Likewise, the Mysteries of the Rosary were not fixed until Pope St. Pius V officially established the fifteen Joyful, Sorrowful, and Glorious Mysteries in 1569.

Rosary Prototype – Marian Psalter

There was a long history in many religions of praying on beads or with pebbles in a bowl. In the time of St. Dominic and before, there were official liturgical prayers for clergymen and monks which consisted of the 150 psalms being recited. Because most of the laity were illiterate, these 150 psalms were replaced by “Paternoster” beads or Our Father beads. After some time, the Hail Mary, as described previously, gradually were added along with the Creed. Sometimes, all 150 beads would have the Hail Mary used, and this was the Marian Psalter.

The Marian Psalter proved to be a powerful weapon against the Albigensians who believed that the material world was evil. Over and over, the faithful would repeat the words referencing the Incarnation of Christ in the womb of Mary: “Blessed is the fruit of your womb.”

St. Dominic and the Rosary

It was put forward 250 years later by the Dominican Alan de Rupe that St. Dominic accepted the Rosary from Our Lady and used it extensively in his preaching. He would intersperse his preaching on the life, teachings, passion, death, and resurrection of Jesus Christ with prayers from the Marian Psalter. In this way, the Rosary would later be born.

St. Dominic and his connection to the Holy Rosary is debatable among historians. However, there seems to be great evidence that the heart of the Rosary was borne out of the practice, preaching, and prayer of St. Dominic.

The popes from the 17th Century forward all hold to the oral tradition that St. Dominic brought the Marian Psalter to a place of prominence in French devotional practice and thus brought the Rosary to the Church. Pope Leo XIII once said, “Thanks to this new method of prayer… piety, faith, and union began to return [to France]; and the project and devices of the heretics began to fall to pieces.”

Though the Albigensian heresy did not die out immediately, the heretics were unable to expand their hold.

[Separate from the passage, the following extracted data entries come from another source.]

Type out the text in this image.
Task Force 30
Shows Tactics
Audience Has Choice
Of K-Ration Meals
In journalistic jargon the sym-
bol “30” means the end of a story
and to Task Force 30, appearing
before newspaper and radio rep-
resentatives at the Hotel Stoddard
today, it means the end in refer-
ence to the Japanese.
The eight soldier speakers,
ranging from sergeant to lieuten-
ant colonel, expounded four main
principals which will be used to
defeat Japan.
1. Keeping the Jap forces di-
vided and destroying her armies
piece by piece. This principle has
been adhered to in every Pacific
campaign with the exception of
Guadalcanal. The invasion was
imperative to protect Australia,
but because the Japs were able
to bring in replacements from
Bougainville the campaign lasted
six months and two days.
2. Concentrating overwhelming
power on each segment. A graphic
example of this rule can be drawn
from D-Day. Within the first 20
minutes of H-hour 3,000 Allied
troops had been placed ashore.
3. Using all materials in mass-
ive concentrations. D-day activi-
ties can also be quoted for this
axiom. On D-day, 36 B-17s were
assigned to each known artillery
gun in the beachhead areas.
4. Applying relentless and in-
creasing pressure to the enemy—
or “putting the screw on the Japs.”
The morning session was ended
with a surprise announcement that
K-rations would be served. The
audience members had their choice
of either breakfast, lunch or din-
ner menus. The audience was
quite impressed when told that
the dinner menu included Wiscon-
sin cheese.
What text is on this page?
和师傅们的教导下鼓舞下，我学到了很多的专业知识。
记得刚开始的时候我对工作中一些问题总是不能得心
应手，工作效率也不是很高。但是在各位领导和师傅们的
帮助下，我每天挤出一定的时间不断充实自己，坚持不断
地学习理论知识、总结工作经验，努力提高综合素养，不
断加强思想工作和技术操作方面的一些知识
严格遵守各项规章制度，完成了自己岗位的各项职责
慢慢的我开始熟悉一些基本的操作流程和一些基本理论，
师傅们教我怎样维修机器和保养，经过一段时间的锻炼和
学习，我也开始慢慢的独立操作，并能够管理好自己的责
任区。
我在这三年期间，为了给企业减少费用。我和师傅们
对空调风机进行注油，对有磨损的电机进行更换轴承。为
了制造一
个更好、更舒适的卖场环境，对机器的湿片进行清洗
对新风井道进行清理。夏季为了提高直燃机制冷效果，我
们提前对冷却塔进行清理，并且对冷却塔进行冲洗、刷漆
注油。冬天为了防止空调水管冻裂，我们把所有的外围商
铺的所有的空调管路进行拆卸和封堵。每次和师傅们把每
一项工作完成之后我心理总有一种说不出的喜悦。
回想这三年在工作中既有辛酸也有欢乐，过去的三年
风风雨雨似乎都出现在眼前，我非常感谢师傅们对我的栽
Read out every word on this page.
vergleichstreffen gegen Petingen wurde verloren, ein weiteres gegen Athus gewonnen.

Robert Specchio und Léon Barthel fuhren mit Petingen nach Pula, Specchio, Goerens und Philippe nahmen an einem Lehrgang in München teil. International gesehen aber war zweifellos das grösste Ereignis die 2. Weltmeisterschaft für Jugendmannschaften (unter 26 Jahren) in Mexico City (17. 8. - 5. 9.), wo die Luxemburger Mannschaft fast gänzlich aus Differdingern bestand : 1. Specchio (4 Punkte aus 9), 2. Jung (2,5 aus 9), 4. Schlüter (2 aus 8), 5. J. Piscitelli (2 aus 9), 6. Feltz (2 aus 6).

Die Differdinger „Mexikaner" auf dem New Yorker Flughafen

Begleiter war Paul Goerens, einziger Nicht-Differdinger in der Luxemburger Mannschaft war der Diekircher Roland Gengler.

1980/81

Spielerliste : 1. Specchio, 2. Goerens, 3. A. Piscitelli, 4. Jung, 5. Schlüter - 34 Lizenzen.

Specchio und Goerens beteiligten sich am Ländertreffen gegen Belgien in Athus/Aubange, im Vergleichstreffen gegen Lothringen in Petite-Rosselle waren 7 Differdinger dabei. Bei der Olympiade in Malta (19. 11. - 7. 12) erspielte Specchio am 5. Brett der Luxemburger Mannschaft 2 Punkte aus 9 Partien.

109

The Marian Psalter became the Rosary when St. Dominic, and those that came after, combined the praying of the Psalter with reflection and prayer on the life of Christ. The Rosary comes from the Latin word rosarium which means a rose garden or bouquet of roses. When we pray the Holy Rosary, we are offering a bouquet of roses to the Blessed Mother to honor her. In return, out of motherly love, she leads us to her Son and forms and shapes us to be more like Him.

St. Dominic, pray for us.

Our Lady of the Rosary, pray for us.